The challenge for employers will be to understand how different rewards incentivise different people, and how that changes as circumstances change. For example, the research showed that younger employees placed greater value on training, while the whole workforce tends to favour flexible working, but older workers value it more.
“An element of customisation, where an employee feels they have a say, can be a really powerful tool to unlock engagement and productivity,’ Woods said.
“If employers don’t implement more radical change around the packages they offer they put their most prized talent in a position of only being able to compare base salaries. That also puts them in a position of base salary increases being a disproportionate and costly lever for driving retention, when the data tells us it doesn’t have to be,” Woods said.

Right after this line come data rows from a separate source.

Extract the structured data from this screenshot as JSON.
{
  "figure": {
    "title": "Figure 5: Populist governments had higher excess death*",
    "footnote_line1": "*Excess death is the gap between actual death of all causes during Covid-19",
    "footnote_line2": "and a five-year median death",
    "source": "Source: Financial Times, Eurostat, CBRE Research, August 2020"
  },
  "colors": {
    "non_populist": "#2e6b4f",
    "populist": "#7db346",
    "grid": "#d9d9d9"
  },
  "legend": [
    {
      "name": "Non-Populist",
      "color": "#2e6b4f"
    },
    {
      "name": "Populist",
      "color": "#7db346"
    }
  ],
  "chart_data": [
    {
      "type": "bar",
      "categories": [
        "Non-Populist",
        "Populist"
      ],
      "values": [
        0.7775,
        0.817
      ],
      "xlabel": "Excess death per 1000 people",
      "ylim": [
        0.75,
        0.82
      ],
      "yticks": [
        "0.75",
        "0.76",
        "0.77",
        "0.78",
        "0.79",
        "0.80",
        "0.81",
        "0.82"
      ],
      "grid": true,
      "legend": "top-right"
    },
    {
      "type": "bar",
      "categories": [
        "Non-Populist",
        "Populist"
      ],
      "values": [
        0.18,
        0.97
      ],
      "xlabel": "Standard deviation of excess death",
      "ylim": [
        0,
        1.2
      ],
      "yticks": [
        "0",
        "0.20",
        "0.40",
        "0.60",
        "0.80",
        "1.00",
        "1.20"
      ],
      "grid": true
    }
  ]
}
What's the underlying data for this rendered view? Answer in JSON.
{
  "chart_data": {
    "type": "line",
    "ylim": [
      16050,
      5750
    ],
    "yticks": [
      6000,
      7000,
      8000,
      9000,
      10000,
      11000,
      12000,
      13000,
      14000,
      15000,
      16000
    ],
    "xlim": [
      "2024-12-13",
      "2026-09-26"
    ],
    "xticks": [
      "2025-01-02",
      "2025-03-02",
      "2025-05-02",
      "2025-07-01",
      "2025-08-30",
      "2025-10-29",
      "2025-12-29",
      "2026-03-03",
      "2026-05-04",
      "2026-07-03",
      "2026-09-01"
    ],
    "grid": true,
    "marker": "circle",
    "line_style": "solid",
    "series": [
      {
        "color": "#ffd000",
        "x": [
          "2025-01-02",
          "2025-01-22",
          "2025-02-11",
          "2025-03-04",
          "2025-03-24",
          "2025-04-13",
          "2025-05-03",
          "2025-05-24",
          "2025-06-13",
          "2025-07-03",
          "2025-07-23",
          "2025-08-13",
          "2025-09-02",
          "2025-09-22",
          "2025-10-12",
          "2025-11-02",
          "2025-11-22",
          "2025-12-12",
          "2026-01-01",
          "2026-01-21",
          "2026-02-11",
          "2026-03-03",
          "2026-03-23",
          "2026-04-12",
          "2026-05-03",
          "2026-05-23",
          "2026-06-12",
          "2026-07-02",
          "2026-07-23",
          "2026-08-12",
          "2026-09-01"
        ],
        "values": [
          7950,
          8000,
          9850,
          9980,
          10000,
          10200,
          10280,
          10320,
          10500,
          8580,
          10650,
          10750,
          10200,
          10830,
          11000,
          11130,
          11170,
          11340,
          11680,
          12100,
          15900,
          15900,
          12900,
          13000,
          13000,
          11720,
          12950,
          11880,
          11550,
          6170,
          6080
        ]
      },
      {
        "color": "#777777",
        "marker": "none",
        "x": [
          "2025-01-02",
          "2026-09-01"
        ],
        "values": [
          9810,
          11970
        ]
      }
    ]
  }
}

Increasingly employees are also placing greater value on employers’ environmental, social and governance (ESG) commitments.
Elona Mortimer-Zhika, CEO of Iris Software, told PwC’s 25th annual CEO survey: “I get interviewed about [ESG] by new recruits. People expect this. They want to work for companies that are kind, that are giving back, that are sustainable.”
Sarah Moore, Head of People and Organisation, PwC UK, said: “People aren’t going to settle for heartfelt words and best-intentions, or be fooled by purpose-washing and green-washing. They want transparency around the journey organisations are on. They want to see a clear, credible plan and unambiguous reporting. They want to see how they will be making a difference by working for an organisation whose purpose aligns to their own personal values.”
With skills shortages in accountancy widespread and higher-than-expected salaries to fill vacancies, accountancy leaders will have to rethink their recruitment packages to continue to attract and retain talent.